Stendhal syndrome is a psychosomatic illness that causes rapid heartbeat, dizziness, fainting, confusion and hallucinations when an individual is exposed to art, usually when the art is particularly beautiful or a large amount of art is in a single place. The term can also be used to describe a similar reaction to other circumstances, as when confronted with immense beauty in the natural world.
The illness is named after the famous 19th century French author Marie-Henri Stendhal, who described his experience with the phenomenon during his 1817 visit to Florence, Italy in his book Naples and Florence: A Journey from Milan to Reggio.
Although there are many descriptions, dating from the early 19th century on, of people becoming dizzy and fainting while taking in Florentine art, the syndrome was only named in 1979, when it was described by Italian psychiatrist Graziella Magherini, who observed and described more than 100 similar cases among tourists and visitors in Florence.
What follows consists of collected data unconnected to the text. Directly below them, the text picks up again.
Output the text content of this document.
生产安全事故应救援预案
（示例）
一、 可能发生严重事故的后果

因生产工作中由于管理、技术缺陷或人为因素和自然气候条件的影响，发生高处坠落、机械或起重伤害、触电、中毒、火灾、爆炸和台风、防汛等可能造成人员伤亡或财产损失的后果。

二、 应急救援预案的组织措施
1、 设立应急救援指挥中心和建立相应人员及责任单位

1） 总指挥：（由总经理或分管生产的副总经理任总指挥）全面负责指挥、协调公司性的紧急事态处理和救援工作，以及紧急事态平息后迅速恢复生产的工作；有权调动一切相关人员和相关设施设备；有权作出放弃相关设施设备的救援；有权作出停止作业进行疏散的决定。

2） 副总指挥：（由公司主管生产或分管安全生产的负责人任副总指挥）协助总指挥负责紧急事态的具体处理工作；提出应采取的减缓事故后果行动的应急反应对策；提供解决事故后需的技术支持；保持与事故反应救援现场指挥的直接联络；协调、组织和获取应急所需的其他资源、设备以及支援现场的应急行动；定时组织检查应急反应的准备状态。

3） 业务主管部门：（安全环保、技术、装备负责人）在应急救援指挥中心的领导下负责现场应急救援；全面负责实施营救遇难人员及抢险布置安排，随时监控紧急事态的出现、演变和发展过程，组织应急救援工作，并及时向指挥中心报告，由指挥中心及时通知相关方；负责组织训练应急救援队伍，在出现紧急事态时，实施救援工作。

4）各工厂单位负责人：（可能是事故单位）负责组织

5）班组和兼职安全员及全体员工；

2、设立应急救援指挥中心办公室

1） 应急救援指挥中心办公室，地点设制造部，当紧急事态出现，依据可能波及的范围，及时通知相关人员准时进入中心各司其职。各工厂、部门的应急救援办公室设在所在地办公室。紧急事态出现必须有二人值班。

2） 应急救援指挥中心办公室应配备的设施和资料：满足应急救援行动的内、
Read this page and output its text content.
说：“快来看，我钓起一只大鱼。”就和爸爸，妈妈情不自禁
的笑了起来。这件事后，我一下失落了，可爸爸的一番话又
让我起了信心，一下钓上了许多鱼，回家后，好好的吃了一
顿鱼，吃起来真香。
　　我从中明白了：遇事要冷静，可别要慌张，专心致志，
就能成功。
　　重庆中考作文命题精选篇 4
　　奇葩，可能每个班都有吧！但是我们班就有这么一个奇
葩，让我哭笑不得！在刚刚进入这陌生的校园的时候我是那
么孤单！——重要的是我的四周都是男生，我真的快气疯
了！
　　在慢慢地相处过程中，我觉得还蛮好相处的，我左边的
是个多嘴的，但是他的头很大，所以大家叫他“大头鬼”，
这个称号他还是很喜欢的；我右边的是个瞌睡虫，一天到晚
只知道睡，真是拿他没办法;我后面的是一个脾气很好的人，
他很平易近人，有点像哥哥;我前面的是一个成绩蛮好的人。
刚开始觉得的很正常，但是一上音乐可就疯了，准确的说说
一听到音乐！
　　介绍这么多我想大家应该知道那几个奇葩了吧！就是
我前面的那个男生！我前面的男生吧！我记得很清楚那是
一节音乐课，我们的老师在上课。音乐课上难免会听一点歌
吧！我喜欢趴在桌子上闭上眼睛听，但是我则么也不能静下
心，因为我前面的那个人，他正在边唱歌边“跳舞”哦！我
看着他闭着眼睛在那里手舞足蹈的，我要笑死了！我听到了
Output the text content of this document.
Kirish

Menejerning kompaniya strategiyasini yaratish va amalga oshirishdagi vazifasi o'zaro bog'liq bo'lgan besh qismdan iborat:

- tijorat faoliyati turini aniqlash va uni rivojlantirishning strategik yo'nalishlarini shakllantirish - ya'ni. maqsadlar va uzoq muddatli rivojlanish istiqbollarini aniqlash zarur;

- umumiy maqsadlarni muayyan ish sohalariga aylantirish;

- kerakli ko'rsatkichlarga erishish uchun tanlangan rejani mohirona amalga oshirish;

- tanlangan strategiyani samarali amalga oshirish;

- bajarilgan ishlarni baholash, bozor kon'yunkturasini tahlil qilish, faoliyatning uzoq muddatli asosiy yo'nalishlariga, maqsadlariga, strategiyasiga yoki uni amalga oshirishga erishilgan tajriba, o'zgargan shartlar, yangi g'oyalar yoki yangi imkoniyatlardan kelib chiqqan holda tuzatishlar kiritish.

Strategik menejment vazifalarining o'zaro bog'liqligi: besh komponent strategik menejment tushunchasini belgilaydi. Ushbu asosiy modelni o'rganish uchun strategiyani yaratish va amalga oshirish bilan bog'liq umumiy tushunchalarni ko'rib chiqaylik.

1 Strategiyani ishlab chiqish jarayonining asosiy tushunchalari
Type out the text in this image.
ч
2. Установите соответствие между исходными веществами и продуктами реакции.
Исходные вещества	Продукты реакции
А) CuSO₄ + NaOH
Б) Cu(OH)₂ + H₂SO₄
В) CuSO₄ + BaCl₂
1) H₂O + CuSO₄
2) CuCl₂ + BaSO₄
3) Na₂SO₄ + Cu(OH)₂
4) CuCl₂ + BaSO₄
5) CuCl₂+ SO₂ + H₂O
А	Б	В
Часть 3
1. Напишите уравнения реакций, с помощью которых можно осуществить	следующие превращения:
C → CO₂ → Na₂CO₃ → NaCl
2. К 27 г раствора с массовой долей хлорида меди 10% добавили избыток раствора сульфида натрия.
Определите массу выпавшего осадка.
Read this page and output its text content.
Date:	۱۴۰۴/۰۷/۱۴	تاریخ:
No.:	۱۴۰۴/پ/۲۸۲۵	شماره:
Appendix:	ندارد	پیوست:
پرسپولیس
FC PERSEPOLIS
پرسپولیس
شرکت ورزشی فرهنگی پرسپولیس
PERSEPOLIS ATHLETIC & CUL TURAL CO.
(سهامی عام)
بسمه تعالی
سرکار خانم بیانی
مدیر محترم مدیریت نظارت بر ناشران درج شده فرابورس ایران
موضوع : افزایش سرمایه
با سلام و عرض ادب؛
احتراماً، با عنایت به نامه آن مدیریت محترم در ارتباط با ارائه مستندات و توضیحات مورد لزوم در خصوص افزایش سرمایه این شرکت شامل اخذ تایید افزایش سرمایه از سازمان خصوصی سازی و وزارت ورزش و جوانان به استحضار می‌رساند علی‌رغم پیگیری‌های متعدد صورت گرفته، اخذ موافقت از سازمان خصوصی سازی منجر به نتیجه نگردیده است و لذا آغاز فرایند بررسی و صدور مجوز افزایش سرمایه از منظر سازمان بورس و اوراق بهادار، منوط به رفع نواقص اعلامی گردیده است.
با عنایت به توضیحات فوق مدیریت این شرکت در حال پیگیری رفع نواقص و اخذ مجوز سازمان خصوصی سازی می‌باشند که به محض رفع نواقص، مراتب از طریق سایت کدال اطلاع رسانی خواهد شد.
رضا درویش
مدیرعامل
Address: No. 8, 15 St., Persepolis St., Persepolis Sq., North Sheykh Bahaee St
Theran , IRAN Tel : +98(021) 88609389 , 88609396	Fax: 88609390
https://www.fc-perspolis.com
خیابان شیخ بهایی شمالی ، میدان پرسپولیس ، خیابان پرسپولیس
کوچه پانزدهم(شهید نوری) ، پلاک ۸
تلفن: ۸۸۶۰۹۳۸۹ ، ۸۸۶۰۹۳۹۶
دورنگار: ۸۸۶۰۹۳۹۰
The syndrome was first diagnosed in 1982. The term is also used when describing the reactions of audiences to music of the Romantic period.
It is similar but not identical to Paris Syndrome, a transient psychological disorder encountered by some people visiting or vacationing in Paris, France. The symptoms occur during a trip which confronts the traveller with things they had not previously experienced and did not anticipate. The symptoms did not exist before the trip and they disappear with a return to familiar surroundings.